Karen von der Meden 

Lo ideal es un concepto que nos habla de aquello a lo que aspiramos como individuos o como sociedades. Este adentro y afuera de lo ideal no podemos pensarlo como de dos mundos separados, sino como algo que se retroalimenta y que actúa en este sistema. En la literatura psicoanalítica, hay dos términos a considerar sobre el tema: el ideal del yo y el mecanismo de la idealización. Ambos se presentan en el desarrollo de la psique y de la identidad. Pensemos en la idealización del pecho bueno de Klein, la de los padres en la niñez o la idealización en el enamoramiento, por mencionar algunos; de igual manera, el ideal del yo se puede observar en la elección de profesión o de estudios, en las motivaciones detrás de la paternidad o maternidad, en la idea de la familia, de la pareja, de cómo deben comportarse los hijos, entre muchos otros. Las representaciones de lo ideal abundan y son tan variadas como lo son las culturas y las historias de cada sujeto, pero me referiré ahora a lo que llega a ocurrir cuándo uno de estos ideales se encuentra con cambios o cuestionamientos que lo pone en crisis, dejando al “deber ser” (y al sujeto mismo) de cabeza. Se cambia lo que se pensaba como certeza de nosotros mismos o de los objetos y se voltea la mirada a la reflexión y al análisis, teniendo como resultado una clase de muerte para ese ideal que pierde fuerza en la psique del sujeto. Ahora, quizás el título de “Los ideales muertos” suene extremista (¿por qué habría de terminar con un muerto el análisis de uno mismo?), pero en ocasiones así se llegan a experimentar las batallas que se  libran entre un ideal del yo impuesto, cuando éste se encuentra alienado y se vive como persecutorio. En lo anterior no parece haber espacio para la integración con el Yo. 
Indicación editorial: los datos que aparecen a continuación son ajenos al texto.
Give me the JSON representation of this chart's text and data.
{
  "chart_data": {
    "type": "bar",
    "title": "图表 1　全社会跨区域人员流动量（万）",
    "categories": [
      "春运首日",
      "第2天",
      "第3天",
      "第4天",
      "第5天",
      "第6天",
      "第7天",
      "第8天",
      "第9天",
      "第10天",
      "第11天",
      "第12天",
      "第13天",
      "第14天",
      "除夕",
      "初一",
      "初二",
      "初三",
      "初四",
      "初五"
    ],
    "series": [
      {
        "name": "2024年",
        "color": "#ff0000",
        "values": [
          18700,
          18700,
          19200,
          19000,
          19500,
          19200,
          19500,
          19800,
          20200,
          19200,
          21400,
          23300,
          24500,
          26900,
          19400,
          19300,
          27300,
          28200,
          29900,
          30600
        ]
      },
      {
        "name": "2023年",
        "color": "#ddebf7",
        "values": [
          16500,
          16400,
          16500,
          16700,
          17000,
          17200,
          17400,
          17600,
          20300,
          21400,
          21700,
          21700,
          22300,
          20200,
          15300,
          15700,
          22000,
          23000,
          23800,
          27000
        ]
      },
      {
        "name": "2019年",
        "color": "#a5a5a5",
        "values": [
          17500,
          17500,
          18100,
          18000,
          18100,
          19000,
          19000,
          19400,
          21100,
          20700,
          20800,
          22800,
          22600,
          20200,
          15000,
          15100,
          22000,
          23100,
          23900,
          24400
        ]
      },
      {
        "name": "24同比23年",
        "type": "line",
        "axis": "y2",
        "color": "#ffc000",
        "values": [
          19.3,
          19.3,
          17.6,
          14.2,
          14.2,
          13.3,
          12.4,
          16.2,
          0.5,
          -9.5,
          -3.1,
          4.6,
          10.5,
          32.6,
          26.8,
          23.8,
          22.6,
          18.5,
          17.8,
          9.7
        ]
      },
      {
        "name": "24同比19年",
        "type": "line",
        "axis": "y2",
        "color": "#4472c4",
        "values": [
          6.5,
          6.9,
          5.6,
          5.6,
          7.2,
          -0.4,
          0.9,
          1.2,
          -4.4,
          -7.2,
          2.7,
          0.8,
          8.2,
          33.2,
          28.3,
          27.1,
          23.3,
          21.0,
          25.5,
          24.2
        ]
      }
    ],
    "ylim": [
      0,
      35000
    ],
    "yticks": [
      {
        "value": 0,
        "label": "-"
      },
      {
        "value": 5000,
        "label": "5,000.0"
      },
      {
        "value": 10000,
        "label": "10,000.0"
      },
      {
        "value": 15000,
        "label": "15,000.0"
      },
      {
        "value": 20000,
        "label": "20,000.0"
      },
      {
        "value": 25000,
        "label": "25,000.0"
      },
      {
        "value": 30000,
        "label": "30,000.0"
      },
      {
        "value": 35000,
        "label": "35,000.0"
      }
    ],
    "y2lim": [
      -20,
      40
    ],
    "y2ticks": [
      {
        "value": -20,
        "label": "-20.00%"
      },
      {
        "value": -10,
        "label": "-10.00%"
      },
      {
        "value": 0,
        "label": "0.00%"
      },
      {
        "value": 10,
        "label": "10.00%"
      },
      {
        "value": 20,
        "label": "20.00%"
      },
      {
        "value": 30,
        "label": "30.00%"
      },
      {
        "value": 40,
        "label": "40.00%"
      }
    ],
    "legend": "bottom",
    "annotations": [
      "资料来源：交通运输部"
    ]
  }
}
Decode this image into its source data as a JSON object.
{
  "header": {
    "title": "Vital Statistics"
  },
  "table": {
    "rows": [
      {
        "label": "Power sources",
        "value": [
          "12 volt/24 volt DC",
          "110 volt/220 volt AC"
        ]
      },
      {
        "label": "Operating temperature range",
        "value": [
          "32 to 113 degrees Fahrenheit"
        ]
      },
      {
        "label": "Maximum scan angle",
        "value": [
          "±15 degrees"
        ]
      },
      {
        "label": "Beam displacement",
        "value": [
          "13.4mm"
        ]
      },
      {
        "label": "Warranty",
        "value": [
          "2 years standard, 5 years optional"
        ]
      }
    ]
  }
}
Para ilustrar este conflicto, encontré en la pluma de Virginia Woolf el siguiente ejemplo: un texto sobre su experiencia como crítica de libros y el deber ser de su época al que representó como el personaje del “Ángel de la casa”. 

“Y, mientras estaba escribiendo esta reseña, descubrí que, si quería dedicarme a la crítica de libros, tendría que librar una batalla con cierto fantasma. […] Ella era quien me estorbaba, quien me hacía perder el tiempo, quien de tal manera me atormentaba que al fin la maté […] en el mismo instante en que tomé la pluma en la mano para reseñar la novela escrita por un hombre famoso, el Ángel se deslizó situándose a mi espalda, y murmuró: “Querida, eres una muchacha, escribes acerca de un libro escrito por un hombre. Sé comprensiva, sé tierna, halaga, engaña, emplea todas las artes y astucias de nuestro sexo. Jamás permitas que alguien sospeche que tienes ideas propias. Y, sobre todo, sé pura”. Y el Ángel intentó guiar mi pluma.”

(Woolf, V., págs. 2-3)

El extracto de Woolf describe el conflicto de una persona entre su identidad y el “deber ser” de una época. Nos dice que una batalla debía ser librada entre dos fuerzas aparentemente opuestas, donde sólo una quedaba al final, ya que si ella terminaba cediendo completamente ante el fantasma, se quedaba sin voz. 

“Me volví hacia el Ángel y le eché las manos al cuello. Hice cuanto pude para matarlo. Mi excusa, en el caso de que me llevaran ante los tribunales de justicia, sería la legítima defensa. Si no lo hubiera matado, él me hubiera matado a mí. Hubiera arrancado el corazón de mis escritos. […]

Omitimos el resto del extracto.